The healing power of milk thistle

The seeds of milk thistle are knocked from the flower and used as a medicine. In addition, the flower heads can be eaten without the green bracts, so only the colored part. The root of this plant can also be eaten; you can prepare milk thistle roots in the same way as salsify. The young spineless leaves can be put in a salad or cooked like spinach. Even the flower stems can be cooked and eaten. In addition to being a medicinal herb, milk thistle is a wild vegetable. Milk thistle is grown on a large scale in various places around the world because it is an important plant for the pharmaceutical industry. NB! This article is written from the personal view of the author and may contain information that is not scientifically substantiated and/or in line with the general view.

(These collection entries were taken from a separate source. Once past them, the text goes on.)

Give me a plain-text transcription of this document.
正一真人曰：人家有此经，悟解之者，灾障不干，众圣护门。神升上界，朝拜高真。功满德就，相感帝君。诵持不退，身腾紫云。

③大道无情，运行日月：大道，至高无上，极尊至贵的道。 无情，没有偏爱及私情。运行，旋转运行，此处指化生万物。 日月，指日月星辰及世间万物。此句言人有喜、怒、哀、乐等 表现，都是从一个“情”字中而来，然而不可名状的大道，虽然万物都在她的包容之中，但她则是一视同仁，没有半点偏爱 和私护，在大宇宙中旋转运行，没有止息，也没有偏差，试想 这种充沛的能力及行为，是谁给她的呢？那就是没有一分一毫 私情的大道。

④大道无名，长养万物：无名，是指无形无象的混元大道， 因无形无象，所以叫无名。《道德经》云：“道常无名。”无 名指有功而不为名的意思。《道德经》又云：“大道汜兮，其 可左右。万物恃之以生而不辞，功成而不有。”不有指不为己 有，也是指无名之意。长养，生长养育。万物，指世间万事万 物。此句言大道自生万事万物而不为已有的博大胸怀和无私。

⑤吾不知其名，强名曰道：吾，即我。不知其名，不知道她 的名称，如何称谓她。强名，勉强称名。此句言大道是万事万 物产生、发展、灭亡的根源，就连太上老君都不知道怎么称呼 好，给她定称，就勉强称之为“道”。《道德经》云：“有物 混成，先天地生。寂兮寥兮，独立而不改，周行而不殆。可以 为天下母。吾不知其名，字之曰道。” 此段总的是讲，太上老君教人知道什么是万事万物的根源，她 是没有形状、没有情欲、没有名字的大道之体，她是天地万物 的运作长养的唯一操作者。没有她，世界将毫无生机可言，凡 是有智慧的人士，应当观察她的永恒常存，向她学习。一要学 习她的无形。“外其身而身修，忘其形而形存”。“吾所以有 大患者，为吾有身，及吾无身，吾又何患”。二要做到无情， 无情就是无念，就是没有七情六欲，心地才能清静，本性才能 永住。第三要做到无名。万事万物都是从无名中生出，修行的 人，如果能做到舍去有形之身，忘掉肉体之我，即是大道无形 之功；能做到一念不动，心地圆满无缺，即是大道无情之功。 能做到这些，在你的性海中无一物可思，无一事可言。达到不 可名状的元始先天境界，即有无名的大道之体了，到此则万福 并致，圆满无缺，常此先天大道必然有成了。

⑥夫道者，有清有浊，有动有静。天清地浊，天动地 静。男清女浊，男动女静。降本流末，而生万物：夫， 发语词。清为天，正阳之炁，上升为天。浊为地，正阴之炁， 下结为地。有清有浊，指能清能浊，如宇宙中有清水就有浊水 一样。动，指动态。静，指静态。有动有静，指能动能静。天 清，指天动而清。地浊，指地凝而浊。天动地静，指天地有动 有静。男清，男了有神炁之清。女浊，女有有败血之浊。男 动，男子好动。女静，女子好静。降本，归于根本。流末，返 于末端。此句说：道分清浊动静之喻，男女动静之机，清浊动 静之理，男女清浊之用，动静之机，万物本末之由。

Botanical drawing of milk thistle / Source: Public domain, Wikimedia Commons (PD)


  • Naming milk thistle
  • Milk thistle in ancient times
  • Milk thistle in the Middle Ages
  • Milk thistle from the 16th century to the present
  • Active ingredients milk thistle
  • Milk thistle against toxic liver damage
  • Milk thistle for bile formation
  • Milk thistle and the portal circulation
  • Other medicinal properties of milk thistle
  • Consult a herbal therapist


Naming milk thistle

The botanical name for milk thistle is Silybum Marianum . Dioscorides, pioneer of medicine and herbal science, used the word ‘silybon’ for thistle plants, from which silybum is a derivative. Marianum comes from Mary. The Roman Catholic Church has given many biblical names to plants. It was said that when Jesus was born from Mary’s bosom a drop of milk fell on a thistle and that since then a new species of thistle has existed with white spots on the leaves; hence milk thistle. Dutch still has a few names for these plants: Melkdistel, Variegated Thistle and Onzelievevrouwedistel.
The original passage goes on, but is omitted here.